My uncle had one and I shot it a lot. Very sweet shooter. If you can get it at the right price, you can't go wrong.


----------



## Matt300ZXT

How is $375 for a right price?


----------



## crescentstar69

I would buy it!


----------



## Bisley

I had that same revolver in the stainless model (mine was a 15-2), and it was an outstanding shooter. I gave it to my son-in-law, who loves it, because I got a great deal on a S&W Model 66 that I could shoot just as well, with a 4" barrel.

That's a fair price if it's in good shape.


----------



## barstoolguru

The gun looks beat; the finish is whooped and is no big deal if you don't care. It has to be a left side gate because I see nothing on the right. The bullets are nothing but old silver tips.

the Barrel should not be fitted unless it is done at the factory... Reason is head /cylinder spacing; if it is not right you will get fire/lead splatter out the sides of the gun.
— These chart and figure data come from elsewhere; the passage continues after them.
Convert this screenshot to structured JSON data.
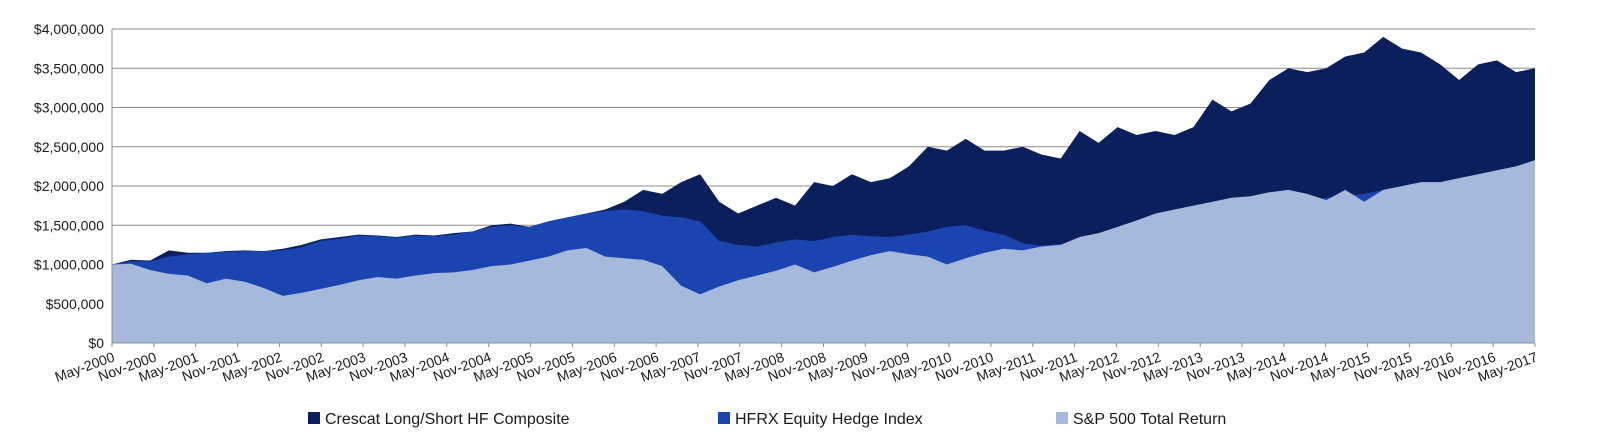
{
  "chart_data": {
    "type": "area",
    "title": "",
    "xlabel": "",
    "ylabel": "",
    "ylim": [
      0,
      4000000
    ],
    "y_ticks": [
      "$0",
      "$500,000",
      "$1,000,000",
      "$1,500,000",
      "$2,000,000",
      "$2,500,000",
      "$3,000,000",
      "$3,500,000",
      "$4,000,000"
    ],
    "x_tick_labels": [
      "May-2000",
      "Nov-2000",
      "May-2001",
      "Nov-2001",
      "May-2002",
      "Nov-2002",
      "May-2003",
      "Nov-2003",
      "May-2004",
      "Nov-2004",
      "May-2005",
      "Nov-2005",
      "May-2006",
      "Nov-2006",
      "May-2007",
      "Nov-2007",
      "May-2008",
      "Nov-2008",
      "May-2009",
      "Nov-2009",
      "May-2010",
      "Nov-2010",
      "May-2011",
      "Nov-2011",
      "May-2012",
      "Nov-2012",
      "May-2013",
      "Nov-2013",
      "May-2014",
      "Nov-2014",
      "May-2015",
      "Nov-2015",
      "May-2016",
      "Nov-2016",
      "May-2017"
    ],
    "grid": true,
    "legend_position": "bottom",
    "colors": {
      "crescat": "#0b1f5c",
      "hfrx": "#1a45b0",
      "sp500": "#a6b8db"
    },
    "series": [
      {
        "name": "Crescat Long/Short HF Composite",
        "values": [
          1000000,
          1060000,
          1050000,
          1180000,
          1150000,
          1150000,
          1170000,
          1180000,
          1170000,
          1200000,
          1250000,
          1320000,
          1350000,
          1380000,
          1370000,
          1350000,
          1380000,
          1370000,
          1400000,
          1420000,
          1500000,
          1520000,
          1480000,
          1550000,
          1600000,
          1650000,
          1700000,
          1800000,
          1950000,
          1900000,
          2050000,
          2150000,
          1800000,
          1650000,
          1750000,
          1850000,
          1750000,
          2050000,
          2000000,
          2150000,
          2050000,
          2100000,
          2250000,
          2500000,
          2450000,
          2600000,
          2450000,
          2450000,
          2500000,
          2400000,
          2350000,
          2700000,
          2550000,
          2750000,
          2650000,
          2700000,
          2650000,
          2750000,
          3100000,
          2950000,
          3050000,
          3350000,
          3500000,
          3450000,
          3500000,
          3650000,
          3700000,
          3900000,
          3750000,
          3700000,
          3550000,
          3350000,
          3550000,
          3600000,
          3450000,
          3500000
        ]
      },
      {
        "name": "HFRX Equity Hedge Index",
        "values": [
          1000000,
          1040000,
          1040000,
          1100000,
          1130000,
          1150000,
          1160000,
          1170000,
          1170000,
          1180000,
          1220000,
          1300000,
          1330000,
          1370000,
          1360000,
          1340000,
          1370000,
          1360000,
          1380000,
          1420000,
          1480000,
          1500000,
          1480000,
          1550000,
          1600000,
          1650000,
          1680000,
          1700000,
          1680000,
          1620000,
          1600000,
          1550000,
          1300000,
          1250000,
          1230000,
          1280000,
          1320000,
          1300000,
          1350000,
          1380000,
          1360000,
          1350000,
          1380000,
          1420000,
          1480000,
          1500000,
          1430000,
          1380000,
          1270000,
          1240000,
          1260000,
          1280000,
          1250000,
          1300000,
          1350000,
          1400000,
          1450000,
          1500000,
          1550000,
          1600000,
          1650000,
          1700000,
          1750000,
          1800000,
          1850000,
          1880000,
          1900000,
          1950000,
          1950000,
          2000000,
          2050000,
          2050000,
          2100000,
          2200000,
          2250000,
          2300000
        ]
      },
      {
        "name": "S&P 500 Total Return",
        "values": [
          1000000,
          1010000,
          930000,
          880000,
          860000,
          760000,
          820000,
          780000,
          700000,
          600000,
          640000,
          690000,
          740000,
          800000,
          840000,
          820000,
          860000,
          890000,
          900000,
          930000,
          980000,
          1000000,
          1050000,
          1100000,
          1180000,
          1210000,
          1100000,
          1080000,
          1060000,
          980000,
          730000,
          620000,
          720000,
          800000,
          860000,
          920000,
          1000000,
          900000,
          970000,
          1050000,
          1120000,
          1170000,
          1130000,
          1100000,
          1000000,
          1080000,
          1150000,
          1200000,
          1180000,
          1230000,
          1250000,
          1350000,
          1400000,
          1480000,
          1560000,
          1650000,
          1700000,
          1750000,
          1800000,
          1850000,
          1870000,
          1920000,
          1950000,
          1900000,
          1820000,
          1950000,
          1800000,
          1950000,
          2000000,
          2050000,
          2050000,
          2100000,
          2150000,
          2200000,
          2250000,
          2330000
        ]
      }
    ]
  }
}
My uncle had one and the factory did all the work for free because it is a lifetime warranty 

You never mention price?


----------



## rex

Something is strange with that,I don't recall that barrel shroud shape for a std. ejector shroud.It's a bottom line model though with the fixed sights.

There should be at least a spanner wrench for the barrel/shroud nut and a feeler guage to set the barrel gap.Any will do but I'll be if I can't recall the size.It hit me as being a little large so I want to say over .010",but I can't recall it's been so long.I had a model 15 heavy vent rib pistol pac I gave under $400 for and still kick myself in the butt for parting with it,man was it accurate!The only drawback was the stacking in the trigger,but once it smoothed out you could take advantage of it shooting plates or bowling pins.

Can't tell you what it's worth but a cruise around the gun auctions may get you a general idea.I've seen nice pistol pacs go over 2K last year but don't recall just the pistol,sorry.I'm not sure if they are back up and running yet or not,but they won't be cheap this time around.


----------



## Matt300ZXT

I ended up passing on it. I asked him if it had the tools to change the barrels out and all that and he acted like he thought those were all aftermarket parts and shouldn't have come with the gun and didn't have them. I just didn't feel so hot about it, so I spent the money on a brand new Mossberg 500 instead.


----------



## rex

Probably worked out for the best,finding a barrel wrenck is probably not an easy feat.The 2.5" barrel is useless to me given the size and beefiness of the frame.The 4 and 6" were great handling but the 8" and above could really reach out there and touch something,they were popular in metallic silhouette matches.


----------



## Grunt

I had a couple of DW several yrs ago. Both had the heavy vent rib bbls. Fantastic shooters. Both came with
interchangeable bbls, & wrenches, feeler gauge, etc. Mine were 357 & 44 mag.
The one in the pics, while may be good, looks to have not been taken care of. Not seeing it or shooting it,
I'd have to pass on this one, as you apparently did. Love to have the 357 back. Heck of a shooter.


----------



## rex

Sounds like Grunt knows a bit about these too,I figured this was a dead thread.These things are a competetor with the big Rugers,but they have a step up on them.My next revolver will be a 45LC Ruger and pushed,but I can build that less than a new DW.My God they want a premium compared to the first runs.If you can break in the trigger and deal with the stacking,a Smith will not last as long,there;s beef to them.The cylender lock is well designed,it locks up tight and a reload is about as quick as can be had compared to Smith or Colt.If you hurt one of these it was a fluke lemon or you just plain beat it with stuff you should be using in a small rifle.


----------